February was not a big reading month, but I still managed three books, which is acceptable to me with everything else going on. My lunch hour reading at work was nearly non-existent, due to unexpected events that meant I usually was lucky to have time to eat, and then as previously mentioned, I was so tired all of the time, I couldn't stay up very late in the evening. But since I am not in a race, or reading for a grade at the end of a semester, I'm not gonna worry about it!
The House at Riverton, by Kate Morton. This book was interesting. It takes place beginning in 1914, when a 14-year old Grace is sent by her mother to begin a life of service at Riverton, a manor house where her mother once worked. She becomes part of the household, and is mesmerized by the children of the house, particularly the daughters, Hannah and Emmeline.
The narrator, Grace, is telling the story as an old woman in a nursing home, making tapes for her grandson to listen to. She is contacted by a young woman who is producing a movie based on an event that happened at Riverton in the 1920s, when the poet Robbie Hunter shot himself in front of Hannah and Emmeline. Grace was there, and the young producer has tracked her down to ask her about things for the movie.
As the story progresses, a lot of things start pointing to the end, aka the story the movie is telling. But Grace wants to tell it her way. And she knows what really happened and why. Which does make for an interesting read. I don't want to give away any spoilers, but I can say that some of the "secrets" seemed obvious as I was reading, and others I could only suspect.
My biggest wish is that we would have had the chance to learn more about Grace once she left her life of service. She apparently got her doctorate and had a career as an archaeologist, but those things are mentioned only in passing. So we have her life from teenager to young woman in great detail, with a few details about her as an older woman, but nothing in between. Still, I thought this book was especially good at evoking time, place, and the restrictions faced by people of every social class in England during this time period.
This was also one of the books on my reading list for the TBR Pile Challenge.
One for the Books, by Joe Queenan. I received this book as a Christmas gift. I'm pretty sure I've heard of Joe Queenan, though I'm not sure where/when/how. This book is a set of essays he wrote - some appearing previously in other publications - where he discusses his love for books, and what they have meant in his life.
I am not sure if I liked or hated this book. Queenan seems like a person who is very busy making sure that you know he came from a difficult, poor childhood in Philadelphia, but that he has risen far above it by becoming literary. My problem is that he seems like someone who I would consider a literary snob. Anyone who knows me knows that I am incredibly judgemental, and tend to think that many people are annoying or even stupid. However, I also realize that I am incredibly judgemental, and that my opinions are not necessarily based on any provable evidence. I wish everyone would read "good" books and enjoy them. I wish reading and writing were as important to society overall as science and math are. In reality, I am glad when people just read. I am glad there are public libraries and people who patronize them. I am glad that there are still brick-and-mortar bookstores so that I can purchase a book in person. And I'm even glad there are e-readers, because when you walk back and forth to work every single day, carrying your lunch, your water bottle, sometimes an extra pair of shoes and who knows what else, it's nice not to have to carry a heavy book as well, or worry that it will be ruined by the other crap.

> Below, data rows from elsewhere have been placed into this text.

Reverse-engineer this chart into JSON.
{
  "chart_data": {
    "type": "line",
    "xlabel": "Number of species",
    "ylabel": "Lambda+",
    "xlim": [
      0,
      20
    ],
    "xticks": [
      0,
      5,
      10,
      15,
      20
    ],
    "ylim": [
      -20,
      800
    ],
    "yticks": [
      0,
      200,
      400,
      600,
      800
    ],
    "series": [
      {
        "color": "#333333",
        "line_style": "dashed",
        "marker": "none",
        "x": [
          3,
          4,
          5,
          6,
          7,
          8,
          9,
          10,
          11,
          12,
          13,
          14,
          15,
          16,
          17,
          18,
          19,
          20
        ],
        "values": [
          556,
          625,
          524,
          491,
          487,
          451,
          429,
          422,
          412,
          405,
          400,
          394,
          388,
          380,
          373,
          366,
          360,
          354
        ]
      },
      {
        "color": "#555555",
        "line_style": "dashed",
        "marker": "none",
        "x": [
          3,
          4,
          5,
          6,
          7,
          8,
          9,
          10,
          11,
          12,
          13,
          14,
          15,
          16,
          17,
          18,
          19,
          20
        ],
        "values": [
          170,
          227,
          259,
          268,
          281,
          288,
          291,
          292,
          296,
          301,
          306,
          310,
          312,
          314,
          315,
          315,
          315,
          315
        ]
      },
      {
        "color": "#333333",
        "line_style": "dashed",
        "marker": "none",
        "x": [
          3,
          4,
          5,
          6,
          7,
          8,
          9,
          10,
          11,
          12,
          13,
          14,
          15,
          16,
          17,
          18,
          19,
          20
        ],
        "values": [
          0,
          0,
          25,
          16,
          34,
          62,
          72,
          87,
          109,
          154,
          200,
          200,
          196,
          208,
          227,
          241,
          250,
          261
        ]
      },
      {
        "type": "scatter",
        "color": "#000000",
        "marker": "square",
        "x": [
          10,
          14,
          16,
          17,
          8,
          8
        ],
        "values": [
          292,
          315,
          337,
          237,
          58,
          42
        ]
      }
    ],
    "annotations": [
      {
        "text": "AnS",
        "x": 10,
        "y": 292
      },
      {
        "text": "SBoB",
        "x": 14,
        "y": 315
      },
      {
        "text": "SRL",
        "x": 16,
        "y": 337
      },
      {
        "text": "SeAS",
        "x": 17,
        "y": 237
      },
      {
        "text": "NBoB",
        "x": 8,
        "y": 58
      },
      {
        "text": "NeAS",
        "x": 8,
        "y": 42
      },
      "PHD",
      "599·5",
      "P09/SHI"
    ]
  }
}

Joe Queenan is not like me in any of those ways. As a matter of fact, he spends a lot of the book telling the reader how much he is a purist, an intellectual. He is like me in that he reads A LOT, wishes everyone did, and loves the worlds that books provide.
There are parts of this book that made me laugh out loud, and parts that made me want to go to his house and punch him in the face. I can say that the best thing about it was that it made me consciously think about myself, reading, and how I see it in the universe at large.
So - maybe you should read it. Who knows?
First Among Sequels, by Jasper Fforde. Well, this was somewhat disappointing. I had really enjoyed the other Thursday Next books, but this installment, while interesting enough, did not really capture my attention. Usually, I can't wait to keep reading, because the wordplay and literary references are so fun. This installment had some of those, but the story just didn't grab me the same way.
This time, Thursday must capture and contain Thursday Next1-4, her character in the first four books of the series about her, which apparently takes great liberties with the "true" story of Thursday. Of course, her husband, Landen, has no idea that she is still working in the book business. Instead, she helps her friend Bowden in the "Acme Carpet Company" installing carpeting in Swindon homes.
Anyway, I've read others who felt kind blah about this book, but then said the next in the series was back to what was expected. I hope so, because it is disappointing when a series that I like fades away into boring books.
And so ... on to my books for March!